A bountiful Agbado season is upon us

FREDRICK NWABUFO FROM PEOPLES GAZETTE

We must talk about feeding the nation. We must talk Agbado.

The time is ripe; the hour is nigh when a new government takes the saddle: the government of the president-elect, Asiwaju Bola Ahmed Tinubu. It comes bearing good tidings and a message of Renewed Hope. It comes on the wings of the stork betokening blue skies, luscious green and a clam of the deep.

What an auspicious time. What a profitable season. Agbado is here, and Agbado is here. Yes, it is the season of one of Nigeria’s staples – corn. It is also the season for a New Nigeria.

What is it about ‘’Agbado’’ that is taking over the faddism?

When President-elect Tinubu said Nigerians would not have to import food because ‘’Agbado’’, cassava, ‘’Ewa’’, and ‘’Garri’’ are produced locally, I believe he did not expect his candid and brilliant intervention on food sufficiency for Nigeria to be the fodder for uppity memes.

To everyday Nigerians ‘’Agbado’’ is a staple food which they live on, but to the stuck-up class, ‘’Agbado’’ is not sexy; they would rather like to have conversations on pizza, burger, lasagne, and all other synthetic foreign junk.

In a country where people struggle to feed, it is a show of synoptic ignorance to mock Agbado, cassava, ewa and dodo. These are Nigerian staples. In policymaking, addressing hunger is pivotal. Governments have fallen over scarcity and high cost of bread. Foodology is at the nucleus of existence.

Over the years, Nigerian governments have designed different policies to ensure food security for the country. In fact, agriculture has been a centrepiece of Nigeria’s policy thrust since the 1960s. The country’s agriculture blueprint includes policies foregrounded in surplus extraction and export adaptation in 1963; the National Accelerated Food Production Programme (NAAP) in 1972 by the General Yakubu Gowon-led government; Operation Feed the Nation in 1976 by General Olusegun Obasanjo’s government; a Green Revolution in 1980 by the Shehu Shagari administration; Goodluck Jonathan’s Growth Enhancement Scheme which revolutionised Nigeria’s agriculture value chains under the then Minister of Agriculture Akinwumi Adesina; and President Muhammadu Buhari’s more recent follow-up on rice production as a centrepiece of economic growth.

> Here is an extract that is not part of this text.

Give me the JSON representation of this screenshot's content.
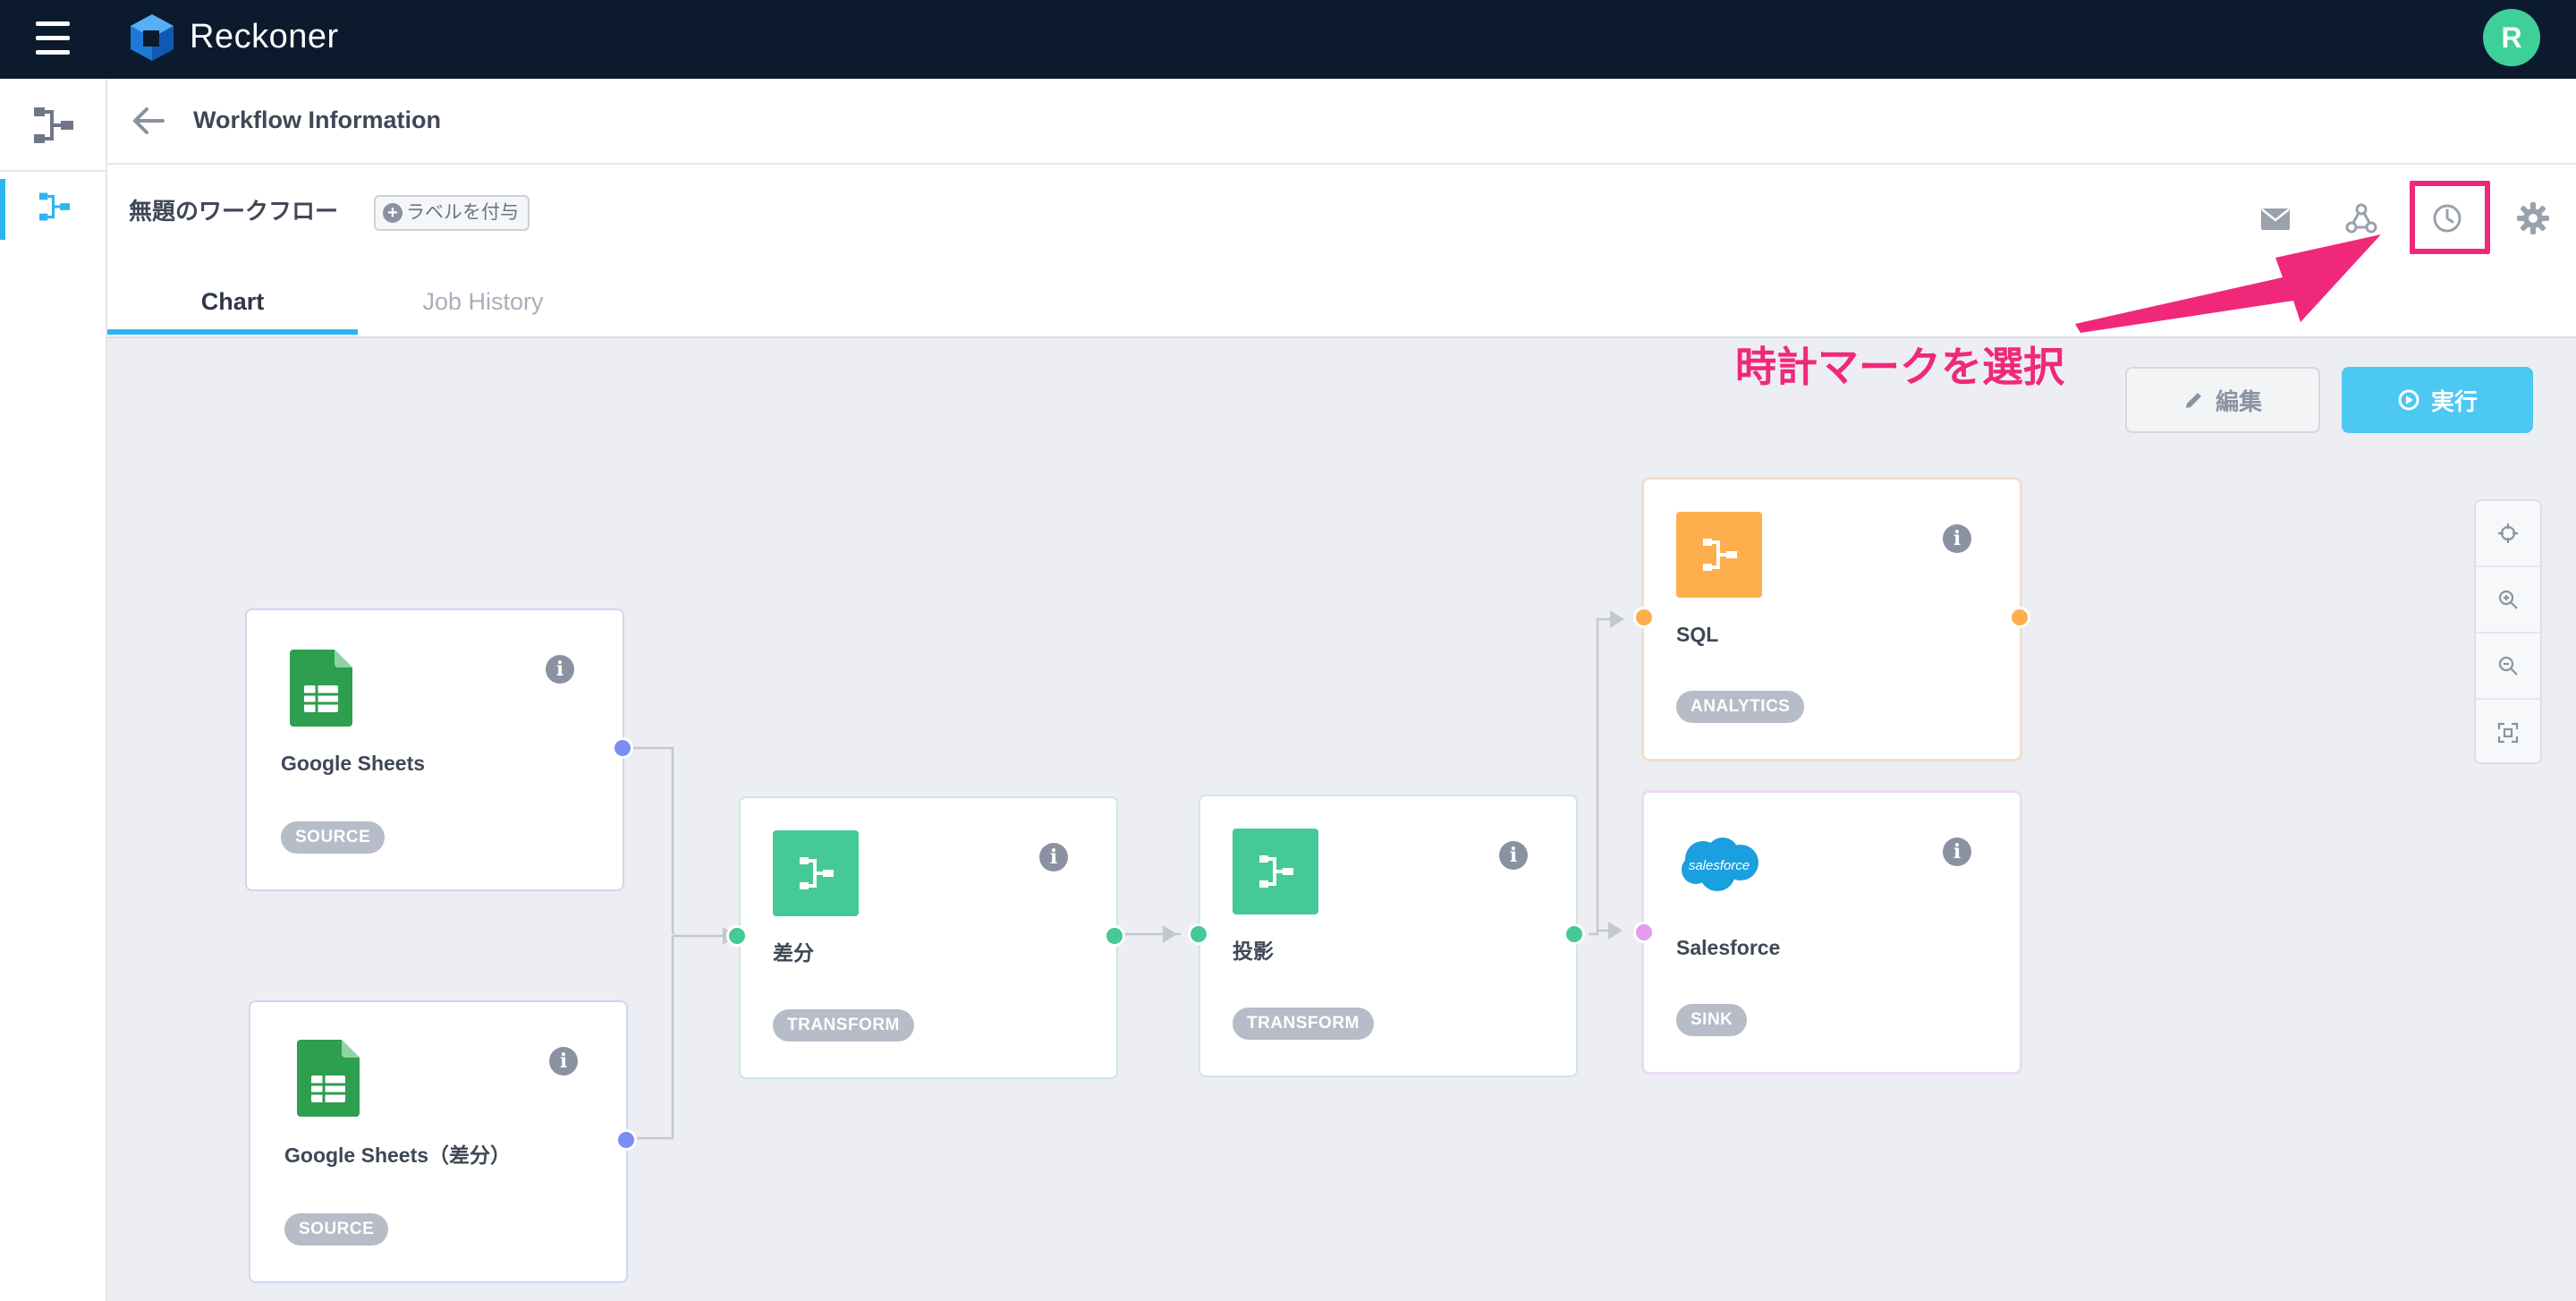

Agriculture provides employment for 35 per cent of Nigeria’s population, according to the World Bank, and it is a principal contributor to the local economy. Nigeria is blessed with about 70.8m hectares of agricultural land, but the country is yet to actualise its full potential in agriculture. So, it makes sense that a presidential candidate is speaking on Nigeria’s food security with some gravitas.

Any government which fails to plan for agriculture and food security will have a crisis on its hands.

A bit on “Agbado”. Nigeria’s maize production was at its highest since 1960 in 2021, according to US Department of Agriculture. The rise was due to the Central Bank of Nigeria’s halting of forex for maize importation. Maize is a cash crop. A raw material for lots of our products. In processed form, it is consumed as pap, cornflakes, custard, etc. And about 60 per cent of Agbado produced in the country is used for poultry feed.

Agbado is considered the most consumed staple food in Nigeria. According to Babbangona (an NGO which specialises in agriculture), an IITA Nigeria Food Consumption and Nutrition Survey conducted in 2003 showed that Agbado is the most consumed staple food in households about 20 per cent, followed by cassava – 16.5 per cent, rice – 11.9%, and cowpea grain – 11.8 per cent.

Also, it said agriculture contributed 22.35 per cent of total GDP between January and March 2021, increasing nearly one percentage point over the same period in 2020. Agbado alone accounts for 5.88 percent of Nigeria’s agricultural GDP.